Multi-ROM support for the ALE
This post describes my some new features I’m adding to the Arcade Learning Environment:
- Multiple ROMs: Run more ROMs and delegate execution to C++.
- Torch Interface: Coming soon.
Background
ALE-Py has gotten a lot of new features but not enough people know about the native C++ vector implementation (PR 599).
ALE-Py has had the AtariVectorEnv interface since April 2025, which adds support for standard preprocessing, asynchronous send/recv between the agent and the environment, and multiple instances of the same ROM; the ALE-Py vector environment docs are here for more info.
Here’s how you create the Python interface:
from ale_py.vector_env import AtariVectorEnv
# Create a vector environment with 4 parallel instances of Breakout
envs = AtariVectorEnv(
game="breakout", # The ROM id, not the Gymnasium environment id
num_envs=4,
)
Support for multiple ROMs (PR)
My PR extends the AtariVectorEnv to accept a list of ROMs, adding the games parameter in the constructor, num_envs can be used to duplicate the list.
Each ROM runs independantly: each ROM has its own episode state, autoresets independently, and terminates and truncations independantly.
Here is how you spawn multiple ROMs:
# with num_envs
envs = AtariVectorEnv(games=["pong", "breakout", "space_invaders"], num_envs=2)
# ["pong", "pong", "breakout", "breakout", "space_invaders", "space_invaders"]
# manually
envs = AtariVectorEnv(games=["pong", "pong", "breakout", "space_invaders", "space_invaders", "space_invaders"])
# ["pong", "pong", "breakout", "space_invaders", "space_invaders", "space_invaders"]
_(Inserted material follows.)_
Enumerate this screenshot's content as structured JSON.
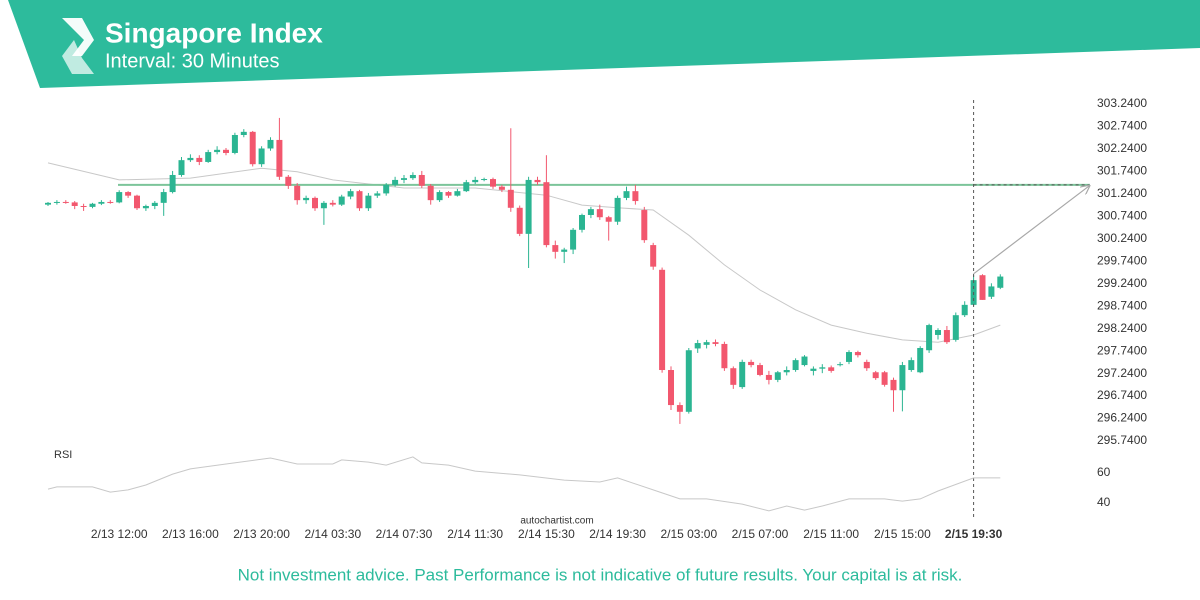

As full_action_space is False by default, each ROM keeps its minimal action set and so the number of valid actions per ROM can be different.
When ROMs have different action counts, single_action_space is None (there is no shared single space) and action_space is a MultiDiscrete with one count per ROM.
Here’s an example with four ROMs where the last three support 6 actions:
import gymnasium as gym
assert envs.single_action_space is None
assert isinstance(envs.action_space, gym.spaces.MultiDiscrete)
print(envs.num_actions) # [4, 6, 6, 6] - preferable to use num_actions
The chart below shows throughput versus latency using the multi-ROM feature on an AMD Ryzen 9 16-Cores. The test is run with unique ROMs per worker because the goal is to speed up experiments that require a full ALE suite of ROMs; slower games like Seaquest and Pitfall stall the step and pull throughput down relative to running faster ROMs like Pong. Packing all runs into a single job reduces the sequential speed of any single ROM but can massively increase the overall rate of completing an experiment. The line below is the mean and the shaded band is the 95% confidence interval with 10 independant runs.
Latency vs throughput as we increase the number of ROMs (CPU Only, All ROMs)
If you’ve been using EnvPool for its vectorised implementation of environments I’d recommend giving ALE-Py’s vector interface a shot as it is actively maintained.